[Note: the following post concludes with a challenge. I hope you’ll consider proposing a solution!]

I can’t stand it anymore.

If I hear one more (otherwise intelligent) person mention the concept of a ‘profitable customer’, I’m going to scream!

The concept of a ‘profitable customer’ is as big a nonsense as that of a ‘profitable sale’, or a ‘profitable product’.

Customers — and I hope you don’t find this revelation too shocking — are NEVER profitable. Any more than sales are. Or products.

Only businesses make profits. Customers don’t. Sales don’t. And products don’t.

The implicit suggestion that the profitability of a business is equal to the sum of customer profits is too silly for words . . . and I’m happy to explain why (the same logic applies equally to sales and products).

Let’s see if we can unravel the logic behind the notion of customer profitability. We’ll start with the conclusion (the one I’m contesting) that some customers are more profitable than others. And — for the sake of this exercise — we’ll assume it’s true.

So we have a profitable customer. What does that mean exactly? Well, I guess it means that when you take the gross profit generated by that customer’s transactions over a period and subtract the operating costs that can be attributed (directly and indirectly) to that customer, the result is positive.

That customer is profitable, right?

If you were to perform the same exercise across every customer your organisation has, then you would undoubtedly discover that some are more profitable than others. You may even discover that you are making a loss on some customers!

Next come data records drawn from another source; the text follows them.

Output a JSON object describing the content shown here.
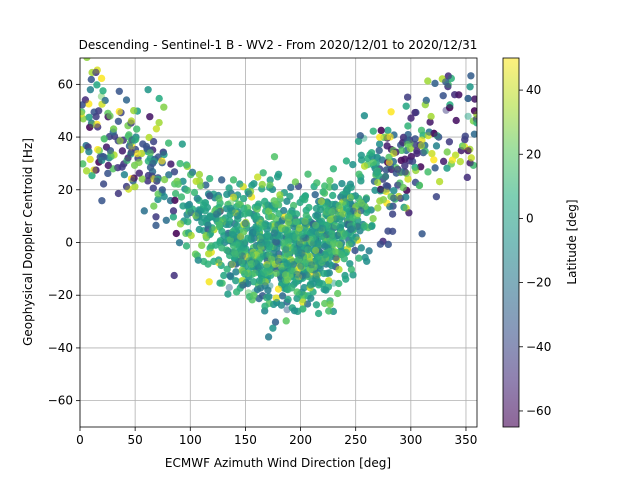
{
  "chart_data": {
    "type": "scatter",
    "title": "Descending - Sentinel-1 B - WV2 - From 2020/12/01 to 2020/12/31",
    "xlabel": "ECMWF Azimuth Wind Direction [deg]",
    "ylabel": "Geophysical Doppler Centroid [Hz]",
    "xlim": [
      0,
      360
    ],
    "ylim": [
      -70,
      70
    ],
    "xticks": [
      0,
      50,
      100,
      150,
      200,
      250,
      300,
      350
    ],
    "yticks": [
      -60,
      -40,
      -20,
      0,
      20,
      40,
      60
    ],
    "grid": true,
    "colormap": "viridis",
    "marker_alpha": 0.5,
    "colorbar": {
      "label": "Latitude [deg]",
      "range": [
        -65,
        50
      ],
      "ticks": [
        -60,
        -40,
        -20,
        0,
        20,
        40
      ]
    },
    "trend_description": "U-shaped cloud: high Doppler (~20 to 65 Hz) near 0-60 deg and 300-360 deg, minimum (~-30 to 20 Hz) around 180-200 deg",
    "series_model": {
      "center_points": [
        [
          0,
          45
        ],
        [
          20,
          42
        ],
        [
          40,
          38
        ],
        [
          60,
          32
        ],
        [
          80,
          24
        ],
        [
          100,
          14
        ],
        [
          120,
          6
        ],
        [
          140,
          1
        ],
        [
          160,
          -2
        ],
        [
          180,
          -4
        ],
        [
          200,
          -3
        ],
        [
          220,
          0
        ],
        [
          240,
          6
        ],
        [
          260,
          16
        ],
        [
          280,
          26
        ],
        [
          300,
          35
        ],
        [
          320,
          42
        ],
        [
          340,
          45
        ],
        [
          360,
          46
        ]
      ],
      "spread_hz": [
        [
          0,
          12
        ],
        [
          60,
          10
        ],
        [
          100,
          10
        ],
        [
          180,
          11
        ],
        [
          260,
          10
        ],
        [
          320,
          12
        ],
        [
          360,
          12
        ]
      ],
      "sample_count": 4200
    }
  }
}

If so, you can increase the profitability of your organisation by eliminating the non- (or less-) profitable customers, right?

Wrong!

Let’s say that you start with 100 customers. Some are very profitable. Some are marginal. And some are unprofitable. In order to increase your business’s profitability, you eliminate your 12 unprofitable customers (you send them to your competitors). Now, to determine if your profitability has increased, let’s repeat the analysis above.

Take the portion of operating expenses you allocate to customers. Now subtract the cost savings associated with your reduction in customer numbers. For a quick estimate of those savings, subtract your current organisation-wide payroll
expense from your previous organisation-wide payroll expense. Obviously, the difference is due to the number of staff you laid-off when you reduced customer numbers.

But what if your organisation-wide payroll expense didn’t change? What if you didn’t lay anyone off? Or what if you just shifted a few staff to other departments? Well, in this case your cost base didn’t change, did it? So, in performing the new analysis, you should attribute exactly the same operating expense to your, now reduced, customer base.

Now, a funny thing happens. When you allocate those same operating expenses to a smaller number of customers (88), the overhead burden — per customer — increases!

Now, all remaining customers are less profitable. Worse still, 23 of the remaining 88 customers that were marginal previously are now quite unprofitable.

We’d better send those customers packing now.

I guess you can see where this logic is leading us. If we eliminate ‘unprofitable’ customers without decreasing operating expenses in *direct proportion* to our decrease in customer numbers, we will have, before long, no customers. And — believe it or not — with no customers, our business will make no profits. None at all!

So, will operating expenses ever decrease in direct proportion to decreasing customer numbers? Of course not! There will always be some operating expenses that are not directly associated with customer numbers (head-office costs). Furthermore, there will always be some infrastructure that cannot be disposed of in neatly divisible units (ever tried sacking three-quarters of a customer-service representative?).

So there’s the flawed assumption (costs are directly linked to customers) and the damaging consequences of applying this assumption to our decision-making process:

  1. We eliminate customers that perhaps we should retain
  2. We send those customers to our competitors, and — in the process — potentially increase their profitability and, consequently, their ability to compete more aggressively with us for our remaining customers

Now, here’s the challenge.

I wonder if you’d like to suggest answers to the following questions:

  1. Does it ever make sense to dispose of customers?
  2.  If so, what method should be used to (a) arrive at this conclusion and (b) to choose the customers to dispose of?

Here’s a massive hint (for those of you who are still not familiar with the Theory of Constraints): the output of a process is determined *only* by the resource with the lowest capacity (think of a chain’s weak link).

If you’re struggling to answer these questions, I have one more suggestion. Send this e-mail to your accountant and ask for his or her response. After all, the accounting profession is one of the biggest proponents of the notion of customer profitability! Of course, your accountant is welcome to join this list and participate in the debate.